= Iran Zendan =

Iranian movie

Iran Zendan (Iran Prison) is a feature film by Daryush Shokof about the situations of political prisoners currently in Iran. The film is a semi-documentary picture with images taken from the actual events during the mass protests of the 2009 Iranian presidential election and what happens to some of protesters after they are incarcerated. Iran Zendan was first screened in Babylon theatres in Berlin, Germany on May 9, 2010.
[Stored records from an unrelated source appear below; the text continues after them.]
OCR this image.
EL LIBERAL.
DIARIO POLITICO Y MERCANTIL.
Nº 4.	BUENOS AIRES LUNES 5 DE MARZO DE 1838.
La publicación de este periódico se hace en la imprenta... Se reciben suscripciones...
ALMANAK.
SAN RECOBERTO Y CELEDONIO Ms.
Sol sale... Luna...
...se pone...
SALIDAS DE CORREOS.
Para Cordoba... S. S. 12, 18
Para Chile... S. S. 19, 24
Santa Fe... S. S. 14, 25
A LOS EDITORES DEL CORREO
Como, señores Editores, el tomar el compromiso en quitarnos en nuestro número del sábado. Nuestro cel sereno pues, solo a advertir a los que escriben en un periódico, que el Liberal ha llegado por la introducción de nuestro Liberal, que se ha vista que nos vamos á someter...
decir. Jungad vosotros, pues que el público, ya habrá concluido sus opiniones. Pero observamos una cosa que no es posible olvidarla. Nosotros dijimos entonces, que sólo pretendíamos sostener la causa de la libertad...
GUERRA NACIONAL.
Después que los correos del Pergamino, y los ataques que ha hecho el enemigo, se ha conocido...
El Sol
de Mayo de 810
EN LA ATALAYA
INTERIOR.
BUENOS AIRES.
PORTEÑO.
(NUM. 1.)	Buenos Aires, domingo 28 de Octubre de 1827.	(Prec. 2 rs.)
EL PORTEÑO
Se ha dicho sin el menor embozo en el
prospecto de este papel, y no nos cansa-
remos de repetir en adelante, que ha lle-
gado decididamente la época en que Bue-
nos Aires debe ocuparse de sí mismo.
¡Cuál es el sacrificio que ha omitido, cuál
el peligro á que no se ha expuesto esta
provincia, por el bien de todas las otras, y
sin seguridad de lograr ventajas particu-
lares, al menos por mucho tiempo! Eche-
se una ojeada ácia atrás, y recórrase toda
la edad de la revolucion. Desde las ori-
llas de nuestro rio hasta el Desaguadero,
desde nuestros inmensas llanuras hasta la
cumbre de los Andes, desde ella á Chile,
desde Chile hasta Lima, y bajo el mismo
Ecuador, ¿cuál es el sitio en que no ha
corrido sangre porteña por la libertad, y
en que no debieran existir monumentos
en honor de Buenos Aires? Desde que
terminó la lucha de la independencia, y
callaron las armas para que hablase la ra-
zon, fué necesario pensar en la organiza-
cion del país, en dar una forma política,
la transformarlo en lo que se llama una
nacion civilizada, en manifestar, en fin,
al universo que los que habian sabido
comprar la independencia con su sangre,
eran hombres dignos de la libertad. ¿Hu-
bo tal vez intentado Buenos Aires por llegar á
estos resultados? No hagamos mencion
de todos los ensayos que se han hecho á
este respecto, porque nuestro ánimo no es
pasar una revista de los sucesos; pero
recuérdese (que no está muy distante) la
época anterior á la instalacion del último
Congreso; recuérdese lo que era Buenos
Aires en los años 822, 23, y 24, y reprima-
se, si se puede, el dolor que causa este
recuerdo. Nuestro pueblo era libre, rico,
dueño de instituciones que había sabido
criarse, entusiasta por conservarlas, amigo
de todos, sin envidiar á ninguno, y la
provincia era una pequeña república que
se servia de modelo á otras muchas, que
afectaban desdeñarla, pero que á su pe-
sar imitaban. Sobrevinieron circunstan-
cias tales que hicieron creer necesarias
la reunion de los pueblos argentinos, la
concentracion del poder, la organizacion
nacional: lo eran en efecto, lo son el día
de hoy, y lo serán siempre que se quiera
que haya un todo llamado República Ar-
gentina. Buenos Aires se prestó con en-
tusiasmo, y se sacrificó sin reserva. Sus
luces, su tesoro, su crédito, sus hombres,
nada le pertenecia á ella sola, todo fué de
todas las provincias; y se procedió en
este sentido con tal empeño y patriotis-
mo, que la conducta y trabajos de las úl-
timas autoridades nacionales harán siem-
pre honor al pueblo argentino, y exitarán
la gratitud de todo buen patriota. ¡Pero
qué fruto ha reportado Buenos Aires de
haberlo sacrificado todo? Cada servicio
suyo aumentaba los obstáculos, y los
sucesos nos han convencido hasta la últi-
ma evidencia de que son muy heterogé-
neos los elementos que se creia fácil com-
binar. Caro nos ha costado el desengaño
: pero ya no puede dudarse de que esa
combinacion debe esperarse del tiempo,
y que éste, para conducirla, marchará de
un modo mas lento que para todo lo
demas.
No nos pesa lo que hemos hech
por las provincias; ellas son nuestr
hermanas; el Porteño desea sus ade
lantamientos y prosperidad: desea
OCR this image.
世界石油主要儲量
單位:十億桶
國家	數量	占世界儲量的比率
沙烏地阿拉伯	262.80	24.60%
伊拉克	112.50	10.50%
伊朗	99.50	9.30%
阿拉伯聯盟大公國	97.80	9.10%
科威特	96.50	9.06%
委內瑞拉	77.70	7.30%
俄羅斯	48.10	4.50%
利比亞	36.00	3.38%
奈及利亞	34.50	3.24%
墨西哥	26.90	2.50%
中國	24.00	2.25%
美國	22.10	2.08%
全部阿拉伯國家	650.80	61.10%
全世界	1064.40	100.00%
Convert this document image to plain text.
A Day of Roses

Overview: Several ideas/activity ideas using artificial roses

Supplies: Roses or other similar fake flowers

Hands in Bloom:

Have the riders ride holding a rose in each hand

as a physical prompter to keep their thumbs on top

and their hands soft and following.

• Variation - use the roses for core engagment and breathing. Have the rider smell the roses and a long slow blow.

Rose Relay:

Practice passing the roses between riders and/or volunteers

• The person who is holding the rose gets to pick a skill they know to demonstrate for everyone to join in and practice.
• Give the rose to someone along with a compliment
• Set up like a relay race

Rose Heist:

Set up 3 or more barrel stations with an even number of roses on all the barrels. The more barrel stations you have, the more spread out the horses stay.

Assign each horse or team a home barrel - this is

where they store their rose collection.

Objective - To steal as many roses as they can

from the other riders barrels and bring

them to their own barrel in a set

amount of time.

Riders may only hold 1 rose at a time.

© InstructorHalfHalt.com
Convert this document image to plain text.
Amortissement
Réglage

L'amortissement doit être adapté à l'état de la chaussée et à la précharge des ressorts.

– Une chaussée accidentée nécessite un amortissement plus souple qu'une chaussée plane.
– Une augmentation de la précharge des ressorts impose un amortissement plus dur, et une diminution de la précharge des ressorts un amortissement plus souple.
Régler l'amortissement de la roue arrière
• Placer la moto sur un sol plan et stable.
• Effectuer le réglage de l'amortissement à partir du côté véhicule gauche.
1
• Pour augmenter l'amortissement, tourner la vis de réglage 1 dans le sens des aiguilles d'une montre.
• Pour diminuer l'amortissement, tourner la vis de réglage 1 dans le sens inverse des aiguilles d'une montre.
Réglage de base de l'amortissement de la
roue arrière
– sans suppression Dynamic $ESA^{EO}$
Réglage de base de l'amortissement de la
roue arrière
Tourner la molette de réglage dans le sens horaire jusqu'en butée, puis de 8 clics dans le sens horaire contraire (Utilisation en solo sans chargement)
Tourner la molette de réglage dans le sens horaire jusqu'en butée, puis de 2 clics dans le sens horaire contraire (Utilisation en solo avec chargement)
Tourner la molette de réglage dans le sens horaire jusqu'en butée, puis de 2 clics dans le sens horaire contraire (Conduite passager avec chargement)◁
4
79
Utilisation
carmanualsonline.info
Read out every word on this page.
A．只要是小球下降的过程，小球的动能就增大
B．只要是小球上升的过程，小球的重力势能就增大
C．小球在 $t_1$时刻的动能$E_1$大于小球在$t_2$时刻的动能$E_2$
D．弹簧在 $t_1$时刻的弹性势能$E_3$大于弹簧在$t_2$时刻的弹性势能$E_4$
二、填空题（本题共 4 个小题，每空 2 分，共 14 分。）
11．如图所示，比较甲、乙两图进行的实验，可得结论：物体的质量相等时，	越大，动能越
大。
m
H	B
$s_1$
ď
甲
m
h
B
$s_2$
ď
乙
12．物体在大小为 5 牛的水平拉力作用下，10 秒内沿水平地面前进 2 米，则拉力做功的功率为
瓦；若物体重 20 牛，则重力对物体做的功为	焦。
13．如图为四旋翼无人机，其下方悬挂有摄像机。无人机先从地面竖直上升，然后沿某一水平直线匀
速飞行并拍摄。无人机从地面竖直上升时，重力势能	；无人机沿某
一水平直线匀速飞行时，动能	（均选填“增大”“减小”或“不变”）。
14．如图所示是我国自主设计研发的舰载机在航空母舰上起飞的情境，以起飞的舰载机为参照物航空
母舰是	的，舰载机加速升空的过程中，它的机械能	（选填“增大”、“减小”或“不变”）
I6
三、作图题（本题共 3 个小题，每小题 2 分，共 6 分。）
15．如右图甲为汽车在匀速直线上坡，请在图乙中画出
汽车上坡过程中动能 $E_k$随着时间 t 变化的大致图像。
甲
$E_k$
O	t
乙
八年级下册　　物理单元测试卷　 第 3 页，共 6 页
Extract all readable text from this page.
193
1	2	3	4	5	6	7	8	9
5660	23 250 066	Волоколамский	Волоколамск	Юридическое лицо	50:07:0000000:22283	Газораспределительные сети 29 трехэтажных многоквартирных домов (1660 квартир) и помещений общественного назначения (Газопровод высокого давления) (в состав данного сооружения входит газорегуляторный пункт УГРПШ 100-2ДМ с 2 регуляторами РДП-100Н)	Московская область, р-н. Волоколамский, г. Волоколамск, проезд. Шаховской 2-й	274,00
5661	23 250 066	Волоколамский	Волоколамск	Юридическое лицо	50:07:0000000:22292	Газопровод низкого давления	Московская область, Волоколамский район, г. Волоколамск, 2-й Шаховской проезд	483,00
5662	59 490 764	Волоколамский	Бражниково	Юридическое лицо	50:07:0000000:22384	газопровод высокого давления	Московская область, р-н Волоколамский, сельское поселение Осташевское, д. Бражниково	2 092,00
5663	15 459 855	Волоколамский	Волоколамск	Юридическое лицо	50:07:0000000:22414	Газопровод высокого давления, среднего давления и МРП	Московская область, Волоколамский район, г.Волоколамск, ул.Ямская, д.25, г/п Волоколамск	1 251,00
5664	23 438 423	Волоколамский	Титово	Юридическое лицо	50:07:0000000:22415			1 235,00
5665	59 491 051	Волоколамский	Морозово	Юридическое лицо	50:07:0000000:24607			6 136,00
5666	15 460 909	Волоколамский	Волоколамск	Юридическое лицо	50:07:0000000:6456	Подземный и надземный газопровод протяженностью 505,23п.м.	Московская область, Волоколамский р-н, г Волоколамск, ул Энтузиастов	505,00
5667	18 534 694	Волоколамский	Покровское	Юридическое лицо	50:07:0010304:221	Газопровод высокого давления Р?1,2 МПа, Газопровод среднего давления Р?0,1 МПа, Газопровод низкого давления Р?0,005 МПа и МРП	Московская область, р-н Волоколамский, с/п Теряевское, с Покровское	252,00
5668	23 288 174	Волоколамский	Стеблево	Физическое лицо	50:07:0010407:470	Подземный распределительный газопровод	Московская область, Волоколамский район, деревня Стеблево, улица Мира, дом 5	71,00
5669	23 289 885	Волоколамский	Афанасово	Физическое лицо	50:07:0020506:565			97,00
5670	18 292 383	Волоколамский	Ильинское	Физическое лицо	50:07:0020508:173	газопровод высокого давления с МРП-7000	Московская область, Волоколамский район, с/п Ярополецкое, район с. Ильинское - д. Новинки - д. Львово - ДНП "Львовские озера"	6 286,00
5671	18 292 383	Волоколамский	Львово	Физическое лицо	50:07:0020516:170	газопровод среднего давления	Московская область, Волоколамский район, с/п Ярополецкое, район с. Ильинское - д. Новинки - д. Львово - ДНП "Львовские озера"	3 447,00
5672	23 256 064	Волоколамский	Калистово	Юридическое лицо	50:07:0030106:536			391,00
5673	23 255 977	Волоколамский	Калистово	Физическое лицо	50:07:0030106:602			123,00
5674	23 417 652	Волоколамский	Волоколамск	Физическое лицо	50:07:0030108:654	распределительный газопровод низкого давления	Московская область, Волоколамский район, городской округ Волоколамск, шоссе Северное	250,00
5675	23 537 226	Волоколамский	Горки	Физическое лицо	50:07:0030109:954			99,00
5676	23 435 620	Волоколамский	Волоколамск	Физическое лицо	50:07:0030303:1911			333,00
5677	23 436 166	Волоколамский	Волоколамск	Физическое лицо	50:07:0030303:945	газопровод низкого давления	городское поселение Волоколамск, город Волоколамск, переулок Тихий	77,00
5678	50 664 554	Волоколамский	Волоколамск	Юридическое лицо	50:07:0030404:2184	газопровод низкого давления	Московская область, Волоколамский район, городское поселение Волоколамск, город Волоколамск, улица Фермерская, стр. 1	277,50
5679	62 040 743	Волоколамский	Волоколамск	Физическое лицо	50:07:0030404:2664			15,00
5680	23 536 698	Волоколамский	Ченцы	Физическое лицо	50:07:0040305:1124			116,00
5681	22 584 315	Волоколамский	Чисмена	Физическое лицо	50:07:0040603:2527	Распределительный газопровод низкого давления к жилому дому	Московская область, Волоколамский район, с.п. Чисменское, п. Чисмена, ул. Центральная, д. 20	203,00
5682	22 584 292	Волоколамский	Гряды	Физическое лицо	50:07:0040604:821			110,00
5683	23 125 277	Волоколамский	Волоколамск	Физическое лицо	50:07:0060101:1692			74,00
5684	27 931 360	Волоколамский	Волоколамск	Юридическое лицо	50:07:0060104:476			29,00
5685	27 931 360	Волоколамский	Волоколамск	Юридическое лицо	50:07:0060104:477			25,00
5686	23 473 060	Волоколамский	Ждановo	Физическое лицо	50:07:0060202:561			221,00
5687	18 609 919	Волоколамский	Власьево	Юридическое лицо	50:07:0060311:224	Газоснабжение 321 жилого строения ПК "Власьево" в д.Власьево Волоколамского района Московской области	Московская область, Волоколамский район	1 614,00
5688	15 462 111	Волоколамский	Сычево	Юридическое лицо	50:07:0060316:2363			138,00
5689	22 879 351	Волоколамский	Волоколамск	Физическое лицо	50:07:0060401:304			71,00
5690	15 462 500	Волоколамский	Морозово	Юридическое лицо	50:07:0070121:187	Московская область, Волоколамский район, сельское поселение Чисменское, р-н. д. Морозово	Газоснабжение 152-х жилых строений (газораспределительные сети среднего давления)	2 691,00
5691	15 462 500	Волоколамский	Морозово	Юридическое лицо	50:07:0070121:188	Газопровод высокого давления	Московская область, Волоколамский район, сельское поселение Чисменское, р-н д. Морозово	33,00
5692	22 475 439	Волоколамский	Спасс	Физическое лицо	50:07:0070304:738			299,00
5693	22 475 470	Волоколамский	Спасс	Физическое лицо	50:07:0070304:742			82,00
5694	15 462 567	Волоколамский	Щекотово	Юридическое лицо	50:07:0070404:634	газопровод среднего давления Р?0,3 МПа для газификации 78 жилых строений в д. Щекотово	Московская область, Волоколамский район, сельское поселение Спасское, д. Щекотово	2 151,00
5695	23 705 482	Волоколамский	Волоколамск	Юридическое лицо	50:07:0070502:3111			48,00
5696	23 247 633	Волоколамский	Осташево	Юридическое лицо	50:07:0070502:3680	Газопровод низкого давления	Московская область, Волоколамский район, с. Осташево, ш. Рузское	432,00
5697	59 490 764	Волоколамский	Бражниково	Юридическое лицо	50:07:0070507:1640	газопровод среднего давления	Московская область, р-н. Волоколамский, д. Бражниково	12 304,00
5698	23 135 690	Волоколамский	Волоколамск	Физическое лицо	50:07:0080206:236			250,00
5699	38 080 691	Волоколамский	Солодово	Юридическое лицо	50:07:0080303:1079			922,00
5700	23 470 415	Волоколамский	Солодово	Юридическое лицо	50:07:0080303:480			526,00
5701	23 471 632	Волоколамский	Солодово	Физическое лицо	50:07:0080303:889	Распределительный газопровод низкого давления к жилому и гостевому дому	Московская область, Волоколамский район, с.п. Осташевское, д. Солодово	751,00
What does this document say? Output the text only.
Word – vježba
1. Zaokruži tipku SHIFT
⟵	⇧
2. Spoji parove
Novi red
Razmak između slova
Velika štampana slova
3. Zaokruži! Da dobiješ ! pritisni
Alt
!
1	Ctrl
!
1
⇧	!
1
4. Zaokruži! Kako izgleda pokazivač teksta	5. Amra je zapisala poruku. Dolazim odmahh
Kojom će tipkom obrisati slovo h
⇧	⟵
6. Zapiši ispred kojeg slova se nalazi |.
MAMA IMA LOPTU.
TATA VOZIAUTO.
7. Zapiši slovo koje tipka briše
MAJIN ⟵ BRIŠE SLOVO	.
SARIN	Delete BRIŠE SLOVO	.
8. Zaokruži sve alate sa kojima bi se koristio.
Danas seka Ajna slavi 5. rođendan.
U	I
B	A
Scriptwriter/producer/star Daryush Shokof was kidnapped by 4 terrorists in the city of Cologne in May 2010 and was kept for over 12 days. He was kidnapped for having made 2 films, Iran Zendan and Hitler's Grave and was told to stop releases of both movies or else he would be killed. Shokof has been under close protection from German police forces ever since his release. He has since made Iran Zendan available free of charge on the internet

==Cast==
- Daryush Shokof
- Mahnaz Talebitari
- Hossein Daryani
- Hasan Demirci
- Mehtap Yigit-Özer
- Sivan Salim
- Jahangir Bordjian
- Stefanija Basargina
- Pedram Shoushi
- Tuna Erol
- Marcia Moraes
- Murat Demirci
- Fardi Demirci

==Production==
The film was produced by Daryush Shokof, and Shahin Shokoofandeh in Berlin, Germany.